Defenders of the technology say it's a great way to grow food where people are actually living - some studies predict that 70 per cent of the world's population will live in urban areas by the year 2050.
Farming within those urban areas could cut down on transportation costs and carbon emissions, as well as providing better access to fresh, healthy food.
And the hydroponic technology used to grow crops in vertical farming consumes as little as 10 per cent of the water used in traditional farming, according to Dickson Despommier, a professor of public and environmental health at Columbia University.
But not everyone is convinced that the idea can work. Back in 2010, 'The Economist' questioned the amount of lighting needed to grow food in a vertical farm.
The prohibitive cost of that much energy might be worthwhile in a place like the Antarctic, where importing food is so expensive. But the author said keeping a farm going year-round in other places might not be feasible.
And land in cities is very expensive. Critics of vertical farming question whether the economics make sense.
"I think it's going to be really hrd to make the numbers work out," said Ryan Avent, a U.S. blogger with an interest in urban land use and a contributing editor to 'The Economist.'
Steel-and-concrete buildings, without fancy finishing, cost $300 per square foot or more in large cities according to Avent. That's about $13 million per acre.
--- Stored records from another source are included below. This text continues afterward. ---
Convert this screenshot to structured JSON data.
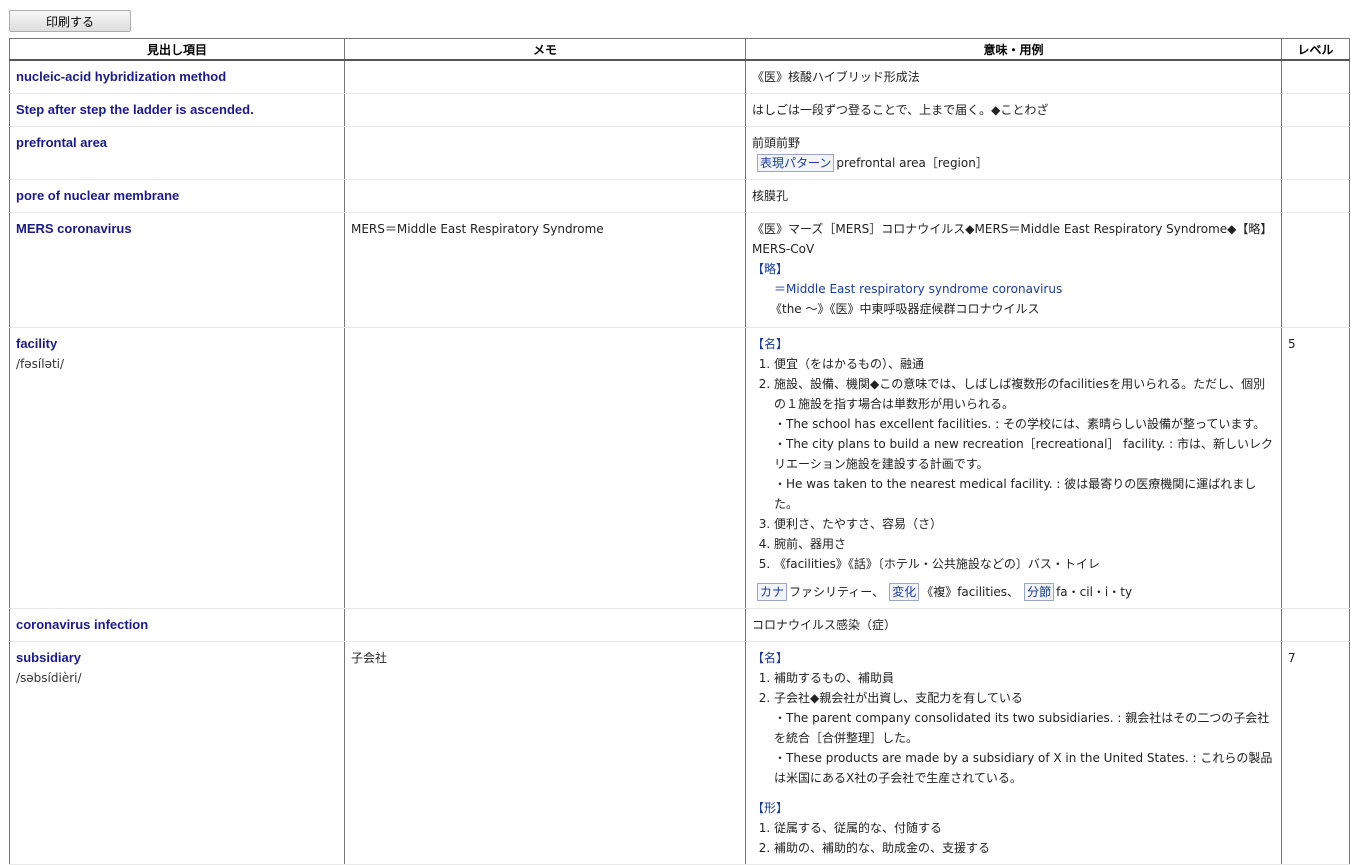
{
  "print_button": "印刷する",
  "columns": {
    "headword": "見出し項目",
    "memo": "メモ",
    "meaning": "意味・用例",
    "level": "レベル"
  },
  "rows": [
    {
      "headword": "nucleic-acid hybridization method",
      "memo": "",
      "level": "",
      "meaning": [
        "《医》核酸ハイブリッド形成法"
      ]
    },
    {
      "headword": "Step after step the ladder is ascended.",
      "memo": "",
      "level": "",
      "meaning": [
        "はしごは一段ずつ登ることで、上まで届く。◆ことわざ"
      ]
    },
    {
      "headword": "prefrontal area",
      "memo": "",
      "level": "",
      "meaning": [
        "前頭前野"
      ],
      "tag": {
        "label": "表現パターン",
        "text": "prefrontal area［region］"
      }
    },
    {
      "headword": "pore of nuclear membrane",
      "memo": "",
      "level": "",
      "meaning": [
        "核膜孔"
      ]
    },
    {
      "headword": "MERS coronavirus",
      "memo": "MERS＝Middle East Respiratory Syndrome",
      "level": "",
      "meaning": [
        "《医》マーズ［MERS］コロナウイルス◆MERS＝Middle East Respiratory Syndrome◆【略】MERS-CoV"
      ],
      "abbr_label": "【略】",
      "abbr_value": "＝Middle East respiratory syndrome coronavirus",
      "abbr_gloss": "《the ～》《医》中東呼吸器症候群コロナウイルス"
    },
    {
      "headword": "facility",
      "pron": "/fəsíləti/",
      "memo": "",
      "level": "5",
      "pos": "【名】",
      "senses": [
        "便宜（をはかるもの）、融通",
        "施設、設備、機関◆この意味では、しばしば複数形のfacilitiesを用いられる。ただし、個別の１施設を指す場合は単数形が用いられる。",
        "便利さ、たやすさ、容易（さ）",
        "腕前、器用さ",
        "《facilities》《話》〔ホテル・公共施設などの〕バス・トイレ"
      ],
      "examples": [
        "・The school has excellent facilities. : その学校には、素晴らしい設備が整っています。",
        "・The city plans to build a new recreation［recreational］ facility. : 市は、新しいレクリエーション施設を建設する計画です。",
        "・He was taken to the nearest medical facility. : 彼は最寄りの医療機関に運ばれました。"
      ],
      "tags": [
        {
          "label": "カナ",
          "text": "ファシリティー、"
        },
        {
          "label": "変化",
          "text": "《複》facilities、"
        },
        {
          "label": "分節",
          "text": "fa・cil・i・ty"
        }
      ]
    },
    {
      "headword": "coronavirus infection",
      "memo": "",
      "level": "",
      "meaning": [
        "コロナウイルス感染（症）"
      ]
    },
    {
      "headword": "subsidiary",
      "pron": "/səbsídièri/",
      "memo": "子会社",
      "level": "7",
      "pos": "【名】",
      "senses": [
        "補助するもの、補助員",
        "子会社◆親会社が出資し、支配力を有している"
      ],
      "examples": [
        "・The parent company consolidated its two subsidiaries. : 親会社はその二つの子会社を統合［合併整理］した。",
        "・These products are made by a subsidiary of X in the United States. : これらの製品は米国にあるX社の子会社で生産されている。"
      ],
      "pos2": "【形】",
      "senses2": [
        "従属する、従属的な、付随する",
        "補助の、補助的な、助成金の、支援する"
      ]
    }
  ]
}
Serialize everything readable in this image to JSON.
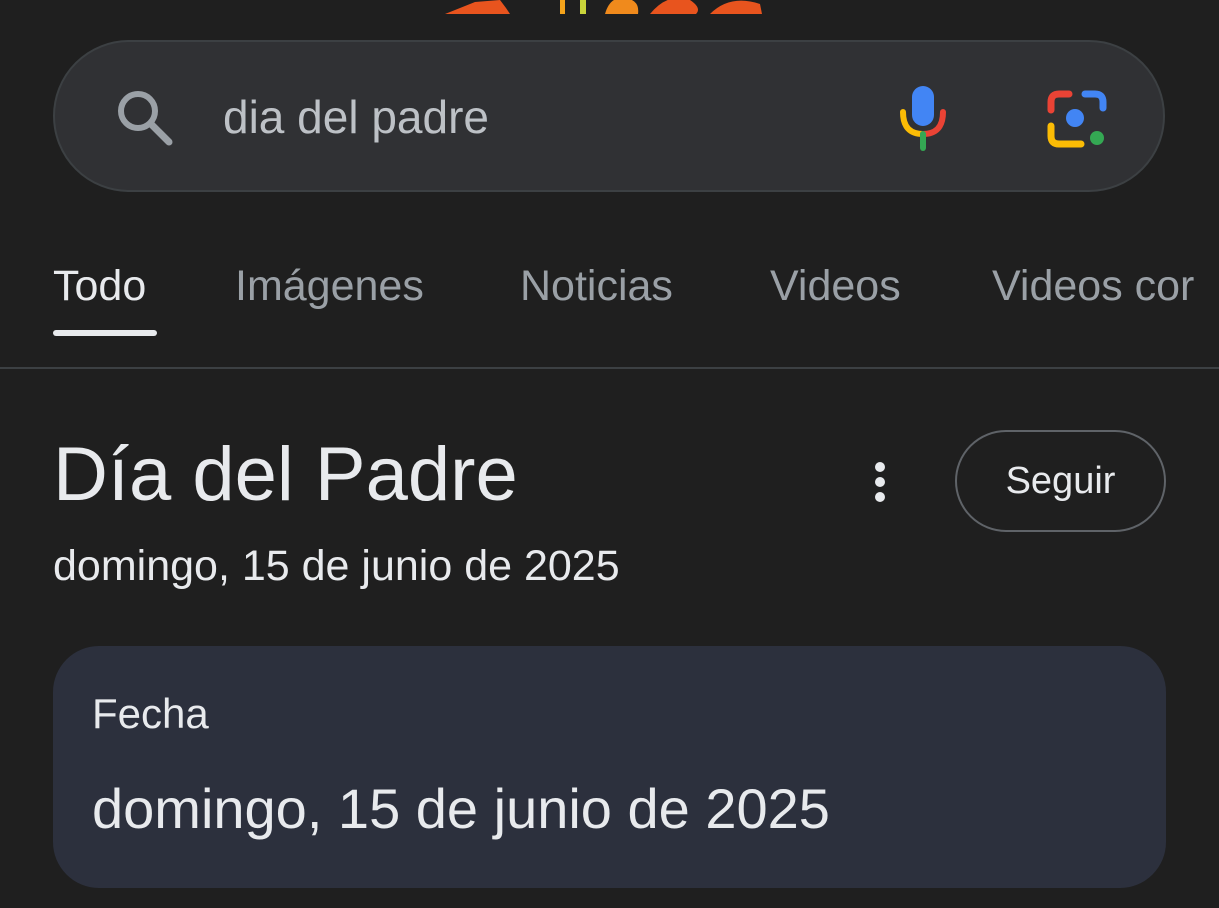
{
  "search": {
    "query": "dia del padre"
  },
  "tabs": [
    {
      "label": "Todo",
      "active": true
    },
    {
      "label": "Imágenes",
      "active": false
    },
    {
      "label": "Noticias",
      "active": false
    },
    {
      "label": "Videos",
      "active": false
    },
    {
      "label": "Videos cor",
      "active": false
    }
  ],
  "knowledge_panel": {
    "title": "Día del Padre",
    "follow_label": "Seguir",
    "subtitle": "domingo, 15 de junio de 2025"
  },
  "answer_card": {
    "label": "Fecha",
    "value": "domingo, 15 de junio de 2025"
  },
  "icons": {
    "search": "search-icon",
    "mic": "mic-icon",
    "lens": "lens-icon",
    "more": "more-vert-icon",
    "doodle": "doodle-logo"
  },
  "colors": {
    "background": "#1f1f1f",
    "search_bar": "#303134",
    "card": "#2c303d",
    "text_primary": "#e8eaed",
    "text_secondary": "#9aa0a6",
    "google_blue": "#4285f4",
    "google_red": "#ea4335",
    "google_yellow": "#fbbc05",
    "google_green": "#34a853",
    "doodle_orange": "#e8541e"
  }
}
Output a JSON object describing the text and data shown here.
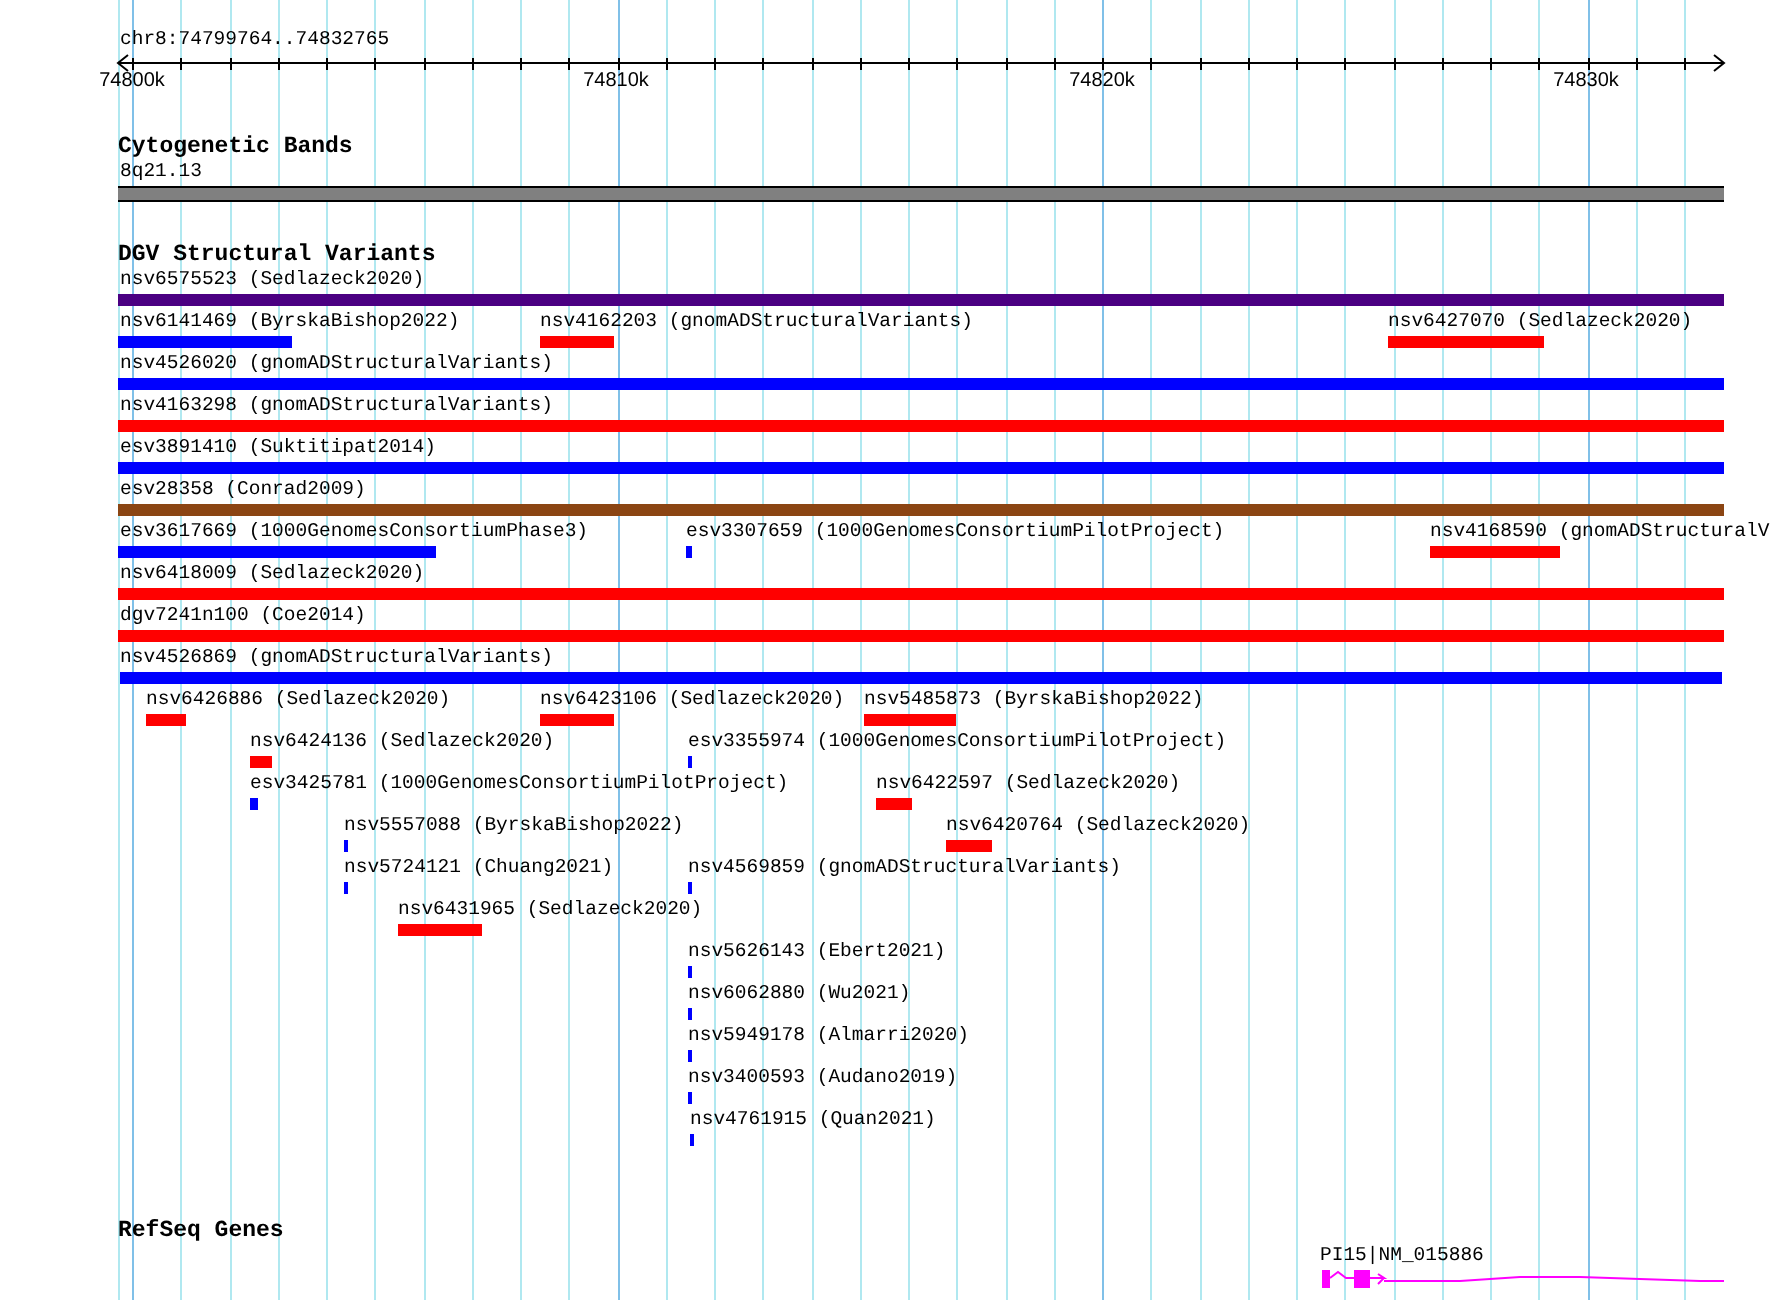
{
  "ruler": {
    "title": "chr8:74799764..74832765",
    "ticks": [
      "74800k",
      "74810k",
      "74820k",
      "74830k"
    ]
  },
  "tracks": [
    {
      "title": "Cytogenetic Bands",
      "kind": "bands",
      "features": [
        {
          "label": "8q21.13",
          "color": "#808080"
        }
      ]
    },
    {
      "title": "DGV Structural Variants",
      "kind": "variants",
      "features": [
        {
          "label": "nsv6575523 (Sedlazeck2020)",
          "color": "#4b0082"
        },
        {
          "label": "nsv6141469 (ByrskaBishop2022)",
          "color": "#0000ff"
        },
        {
          "label": "nsv4162203 (gnomADStructuralVariants)",
          "color": "#ff0000"
        },
        {
          "label": "nsv6427070 (Sedlazeck2020)",
          "color": "#ff0000"
        },
        {
          "label": "nsv4526020 (gnomADStructuralVariants)",
          "color": "#0000ff"
        },
        {
          "label": "nsv4163298 (gnomADStructuralVariants)",
          "color": "#ff0000"
        },
        {
          "label": "esv3891410 (Suktitipat2014)",
          "color": "#0000ff"
        },
        {
          "label": "esv28358 (Conrad2009)",
          "color": "#8b4513"
        },
        {
          "label": "esv3617669 (1000GenomesConsortiumPhase3)",
          "color": "#0000ff"
        },
        {
          "label": "esv3307659 (1000GenomesConsortiumPilotProject)",
          "color": "#0000ff"
        },
        {
          "label": "nsv4168590 (gnomADStructuralV",
          "color": "#ff0000"
        },
        {
          "label": "nsv6418009 (Sedlazeck2020)",
          "color": "#ff0000"
        },
        {
          "label": "dgv7241n100 (Coe2014)",
          "color": "#ff0000"
        },
        {
          "label": "nsv4526869 (gnomADStructuralVariants)",
          "color": "#0000ff"
        },
        {
          "label": "nsv6426886 (Sedlazeck2020)",
          "color": "#ff0000"
        },
        {
          "label": "nsv6423106 (Sedlazeck2020)",
          "color": "#ff0000"
        },
        {
          "label": "nsv5485873 (ByrskaBishop2022)",
          "color": "#ff0000"
        },
        {
          "label": "nsv6424136 (Sedlazeck2020)",
          "color": "#ff0000"
        },
        {
          "label": "esv3355974 (1000GenomesConsortiumPilotProject)",
          "color": "#0000ff"
        },
        {
          "label": "esv3425781 (1000GenomesConsortiumPilotProject)",
          "color": "#0000ff"
        },
        {
          "label": "nsv6422597 (Sedlazeck2020)",
          "color": "#ff0000"
        },
        {
          "label": "nsv5557088 (ByrskaBishop2022)",
          "color": "#0000ff"
        },
        {
          "label": "nsv6420764 (Sedlazeck2020)",
          "color": "#ff0000"
        },
        {
          "label": "nsv5724121 (Chuang2021)",
          "color": "#0000ff"
        },
        {
          "label": "nsv4569859 (gnomADStructuralVariants)",
          "color": "#0000ff"
        },
        {
          "label": "nsv6431965 (Sedlazeck2020)",
          "color": "#ff0000"
        },
        {
          "label": "nsv5626143 (Ebert2021)",
          "color": "#0000ff"
        },
        {
          "label": "nsv6062880 (Wu2021)",
          "color": "#0000ff"
        },
        {
          "label": "nsv5949178 (Almarri2020)",
          "color": "#0000ff"
        },
        {
          "label": "nsv3400593 (Audano2019)",
          "color": "#0000ff"
        },
        {
          "label": "nsv4761915 (Quan2021)",
          "color": "#0000ff"
        }
      ]
    },
    {
      "title": "RefSeq Genes",
      "kind": "genes",
      "features": [
        {
          "label": "PI15|NM_015886",
          "color": "#ff00ff"
        }
      ]
    }
  ]
}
Farmland in Indiana costs $3,000 per acre.
For now, the Sky Greens Farms facility is up and running in Singapore.
It will be interesting to see how the company and its commercial vertical farm does does. If it succeeds, maybe other countries that are facing land shortages will experiment with vertical farming.
If nothing else, it could lead to some fascinating new city skylines - featuring a healthy serving of vegetables.